Onta: “Biarin mereka mengira kita musuhan, biarin mereka dukung dan benci kita. Biarin mereka jadi bahlul, setidaknya tidak tambah pinter dan bisa melawan kita dengan strategi yang bener. Ane do’akan ente-ente semua hewan-hewan Indoaisen tetep istiqomah gitu, yang fenting fulus ane aman”.
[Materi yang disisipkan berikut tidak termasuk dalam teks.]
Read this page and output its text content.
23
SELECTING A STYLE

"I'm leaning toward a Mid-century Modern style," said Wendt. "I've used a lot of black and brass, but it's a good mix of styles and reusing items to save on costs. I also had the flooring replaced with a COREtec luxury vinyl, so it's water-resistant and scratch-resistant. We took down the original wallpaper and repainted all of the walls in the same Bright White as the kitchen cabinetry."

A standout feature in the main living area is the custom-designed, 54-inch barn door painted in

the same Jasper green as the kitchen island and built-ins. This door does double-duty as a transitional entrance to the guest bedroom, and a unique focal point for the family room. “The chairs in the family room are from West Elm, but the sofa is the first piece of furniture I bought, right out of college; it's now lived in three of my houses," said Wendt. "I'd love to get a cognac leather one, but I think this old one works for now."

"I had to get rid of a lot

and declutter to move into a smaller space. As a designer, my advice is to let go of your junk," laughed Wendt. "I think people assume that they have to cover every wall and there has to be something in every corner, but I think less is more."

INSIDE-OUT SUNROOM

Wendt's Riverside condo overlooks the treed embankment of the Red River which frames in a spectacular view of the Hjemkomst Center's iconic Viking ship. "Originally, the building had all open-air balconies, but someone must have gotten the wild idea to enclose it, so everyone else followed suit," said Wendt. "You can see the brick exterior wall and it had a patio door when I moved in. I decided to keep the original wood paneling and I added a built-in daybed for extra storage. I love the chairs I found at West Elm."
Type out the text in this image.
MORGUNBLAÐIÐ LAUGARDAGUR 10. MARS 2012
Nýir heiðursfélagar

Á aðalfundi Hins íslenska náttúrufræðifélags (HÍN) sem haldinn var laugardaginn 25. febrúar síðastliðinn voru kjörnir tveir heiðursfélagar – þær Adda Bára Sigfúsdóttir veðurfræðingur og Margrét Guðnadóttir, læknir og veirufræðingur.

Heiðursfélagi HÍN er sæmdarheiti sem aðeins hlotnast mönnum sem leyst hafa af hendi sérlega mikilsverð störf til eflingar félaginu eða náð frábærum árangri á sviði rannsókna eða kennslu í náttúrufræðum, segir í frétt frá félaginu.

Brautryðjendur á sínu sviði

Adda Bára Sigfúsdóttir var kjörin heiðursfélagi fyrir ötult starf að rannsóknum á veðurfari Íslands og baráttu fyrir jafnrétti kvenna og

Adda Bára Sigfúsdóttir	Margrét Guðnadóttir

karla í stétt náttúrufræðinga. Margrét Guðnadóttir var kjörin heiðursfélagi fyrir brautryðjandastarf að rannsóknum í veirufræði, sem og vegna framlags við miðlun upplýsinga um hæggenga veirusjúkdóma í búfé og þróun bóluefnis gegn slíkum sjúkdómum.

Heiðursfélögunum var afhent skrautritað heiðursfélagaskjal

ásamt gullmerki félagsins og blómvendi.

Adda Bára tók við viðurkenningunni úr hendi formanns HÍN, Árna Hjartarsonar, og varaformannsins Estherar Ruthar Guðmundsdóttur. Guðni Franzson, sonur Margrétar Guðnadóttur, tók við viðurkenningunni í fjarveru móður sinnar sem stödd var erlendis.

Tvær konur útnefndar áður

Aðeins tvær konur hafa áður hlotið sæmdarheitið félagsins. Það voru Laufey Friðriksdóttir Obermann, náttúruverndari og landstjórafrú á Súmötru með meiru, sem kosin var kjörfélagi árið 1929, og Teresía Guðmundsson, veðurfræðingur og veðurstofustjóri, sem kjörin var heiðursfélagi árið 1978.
“Ha ha ha ha” semua tertawa.
Sementara itu, Banteng, Pukang, Anoa dan lain lain sibuk saling hujat di group whats app. Pagi, siang, sore dan malam, bak minum obat, mereka ramai dan ribut jadi provokator di Sosial Media (Sosmed).
Nun, di dalam goa Macan-Macan bergumam,
“Oh saudaraku, memanfaatkan teknologi aja nggak bisa apalagi membuatnya. Minimal buat media pemersatu gitu loh…Duh Gusti, Mudah mudahan masih ada yang punya akal sehat di hutan Indoaisen. Aamiin”. Doa Macan menutup cerita kali ini. (Bersambung).
Yogyakarta, ujung senja, 20 Desember 2019.
Catatan: Penulis sengaja menggunakan anonym karena berpegang pada perinsip; menulis bukan untuk tujuan agar terkenal.